The next letter was to my very good friend Sister Lisa Mae Jones. Lisa and I had been friends for years. She was the widow of Pastor Lee Jones, who passed away suddenly four years ago. She joined our church a year after her husband’s church hired a new pastor, and his wife replaced her as first lady. Lisa had everything it took to be a first lady. She was smart, attractive, had plenty of connections, and, most importantly, Lisa had enough attitude that she wouldn’t let these church heifers run over her or T.K. She also had a true loyalty to me. I didn’t know if she’d want the job, but one could always hope.
Next in line was Ms. Monique Johnson, the first lady of plastic surgery and implants. Oh, she would swear she’d never been touched cosmetically except for the blessings the Lord had given her, but I’m sorry, there was no way a forty-year-old woman who’d given birth could have a body like hers without having something nipped and tucked.

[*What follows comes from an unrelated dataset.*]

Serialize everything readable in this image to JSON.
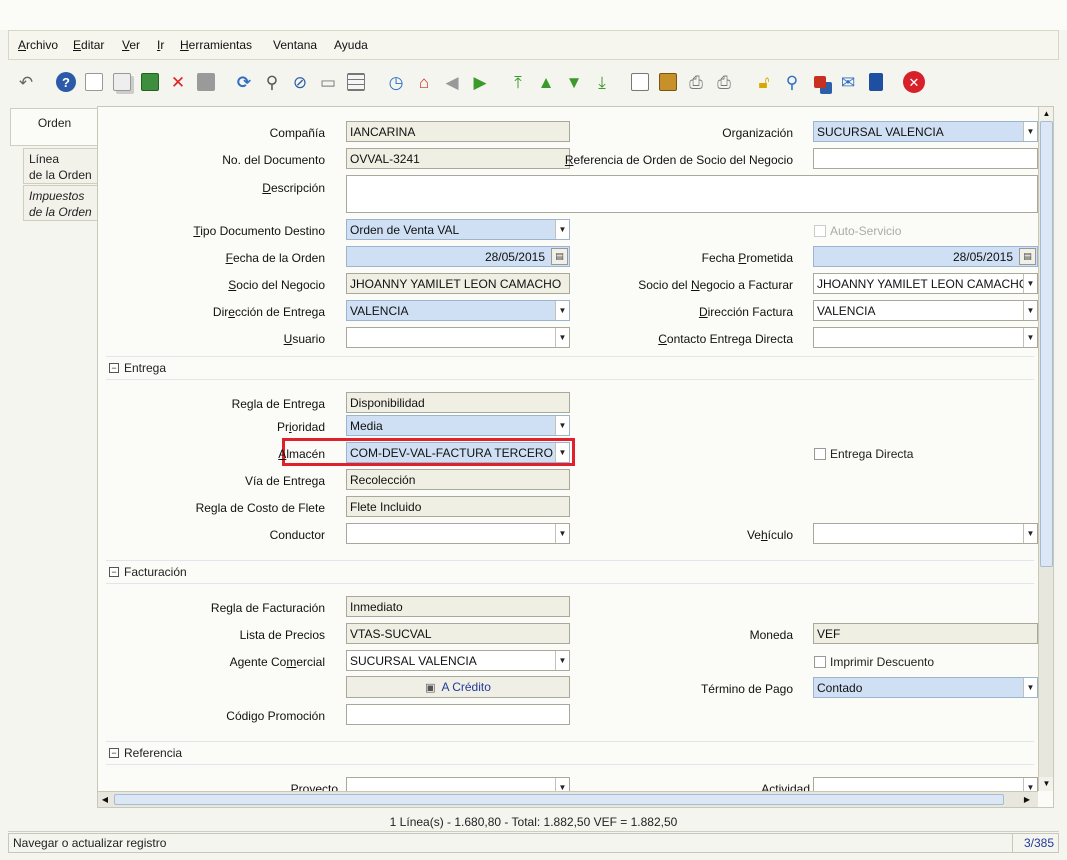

The way she walked around the church showing off her fake cleavage and that humongous booty of hers in those tight dresses was disgraceful. And not only was her body fake, but so was her personality. I’d never met a phonier woman in my entire life. She was always smiling in my face like she was my best friend, then grinning at T.K. like he was the last man on earth and she had to have him.
Monique knew I was aware that she wanted my husband, but that didn’t stop her from disrespecting me by always trying to get in his face. I had a thought to slap her a few times over the past few years. The sad thing was that T.K. just couldn’t see it. I brought it up to him several times before I got sick, but he just dismissed it as me being paranoid. He might have been right to an extent, because I was paranoid. My husband was a powerful and handsome man in a position that put him in contact with many lonely, single women with low self-esteem. But paranoid or not, my watchfulness had served me well over twenty-plus years of marriage, and I never had a reason to think my man had strayed. I trusted my husband, but I wasn’t taking any chances with Monique or any other woman with her reputation.